Sherri Tan

 

COMMUNITY INVOLVEMENT

Ms. Tan has been actively involved in community projects throughout her career. In collaboration with artist, Joe Nicastri, Tan creates artist books and sculptures, which are used in participatory, community-based programs, nation-wide. In 1998, Nicastri and Tan created Arts for Humanity, (AH) a non-profit organization, which uniquely facilitates dialogue and understanding about diversity, conflict resolution, organizational development and team-building through the arts. Their recent workshops have included the Surplus of Memory workshop for the Board of Directors of the National Conference for Community and Justice (NCCJ), Orlando; the Art and Conscience workshop for the Miami NCCJ's Metrotown program for high school students, and a roundtable Questions of Tolerance workshop at the University of Pennsylvania, Philadelphia. Recently, they coordinated a multi-disciplinary arts series followed by interactive audience symposia on ethnicity and identity in Miami Beach, FL. The "Gyspy, Jew, Haitian", program, including classical music concerts, theatre, film events and community discussions, was presented in collaboration with the New World Symphony, Area Stage Company and Alliance Cinema.

Tan and Nicastri also conduct workshops for students of all ages, specializing in programs designed for high school and college students. They designed a week-long program for the Philadelphia NCCJ's Anytown Camp for teenage, non-art students, who would individually and collectively create multi-media productions, to explore dynamics of race, community, class, gender, sexuality, individual and group identities. Their program has been used as a model for other NCCJ camps.
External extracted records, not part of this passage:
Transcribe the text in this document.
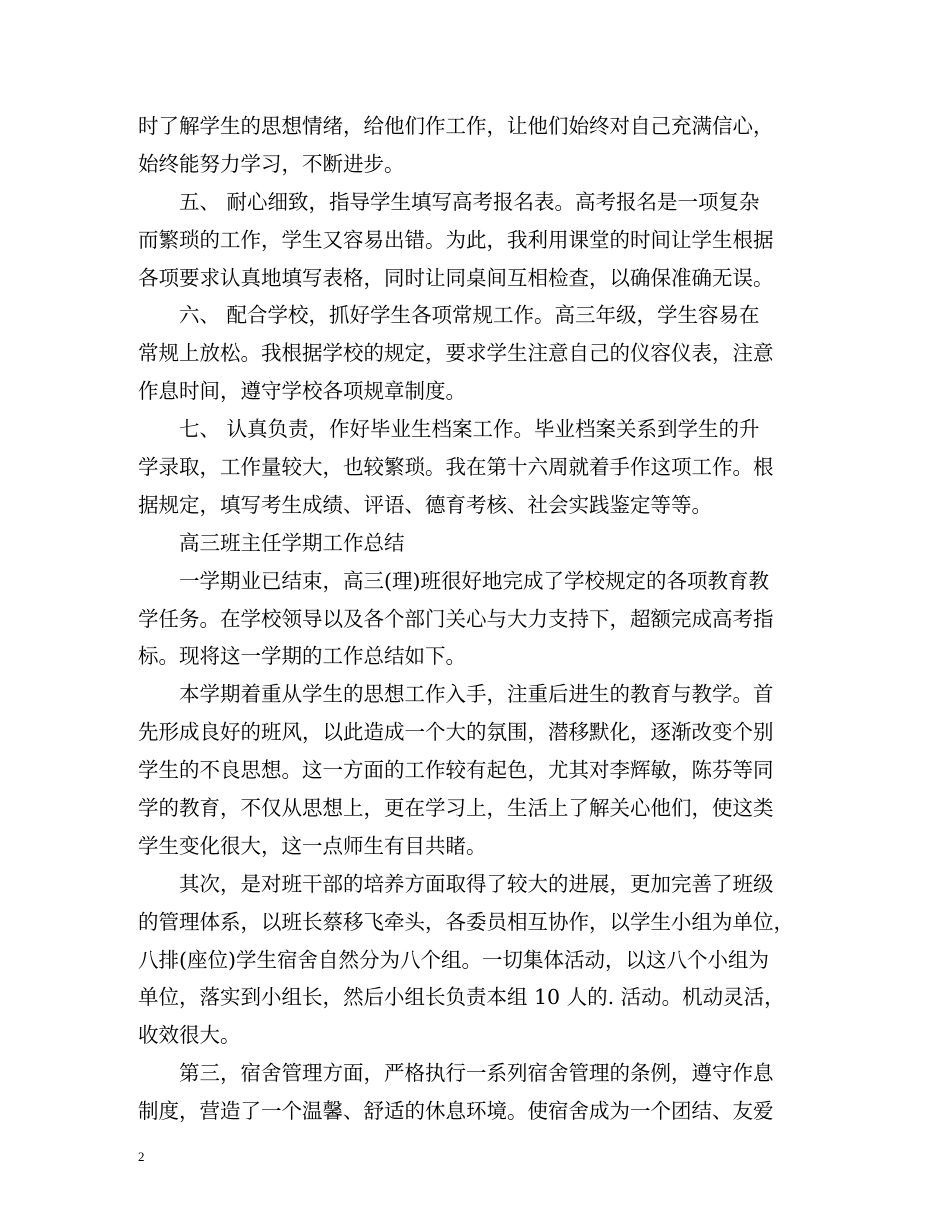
时了解学生的思想情绪，给他们作工作，让他们始终对自己充满信心，
始终能努力学习，不断进步。
五、 耐心细致，指导学生填写高考报名表。高考报名是一项复杂
而繁琐的工作，学生又容易出错。为此，我利用课堂的时间让学生根据
各项要求认真地填写表格，同时让同桌间互相检查，以确保准确无误。
六、 配合学校，抓好学生各项常规工作。高三年级，学生容易在
常规上放松。我根据学校的规定，要求学生注意自己的仪容仪表，注意
作息时间，遵守学校各项规章制度。
七、 认真负责，作好毕业生档案工作。毕业档案关系到学生的升
学录取，工作量较大，也较繁琐。我在第十六周就着手作这项工作。根
据规定，填写考生成绩、评语、德育考核、社会实践鉴定等等。
高三班主任学期工作总结
一学期业已结束，高三(理)班很好地完成了学校规定的各项教育教
学任务。在学校领导以及各个部门关心与大力支持下，超额完成高考指
标。现将这一学期的工作总结如下。
本学期着重从学生的思想工作入手，注重后进生的教育与教学。首
先形成良好的班风，以此造成一个大的氛围，潜移默化，逐渐改变个别
学生的不良思想。这一方面的工作较有起色，尤其对李辉敏，陈芬等同
学的教育，不仅从思想上，更在学习上，生活上了解关心他们，使这类
学生变化很大，这一点师生有目共睹。
其次，是对班干部的培养方面取得了较大的进展，更加完善了班级
的管理体系，以班长蔡移飞牵头，各委员相互协作，以学生小组为单位，
八排(座位)学生宿舍自然分为八个组。一切集体活动，以这八个小组为
单位，落实到小组长，然后小组长负责本组 10 人的. 活动。机动灵活，
收效很大。
第三，宿舍管理方面，严格执行一系列宿舍管理的条例，遵守作息
制度，营造了一个温馨、舒适的休息环境。使宿舍成为一个团结、友爱
2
In 1999, Nicastri's collection of art works, Surplus of Memory, with Sherri Tan's collaborations, was permanently acquired by the University of Florida in Gainesville, Florida, for nation-wide use in such programs. For this occasion, Nicastri and Tan launched a week-long series of art-making and dialogue-oriented workshops designed specifically for students of art and architecture, education, psychology, religious studies and political science at the University of Florida.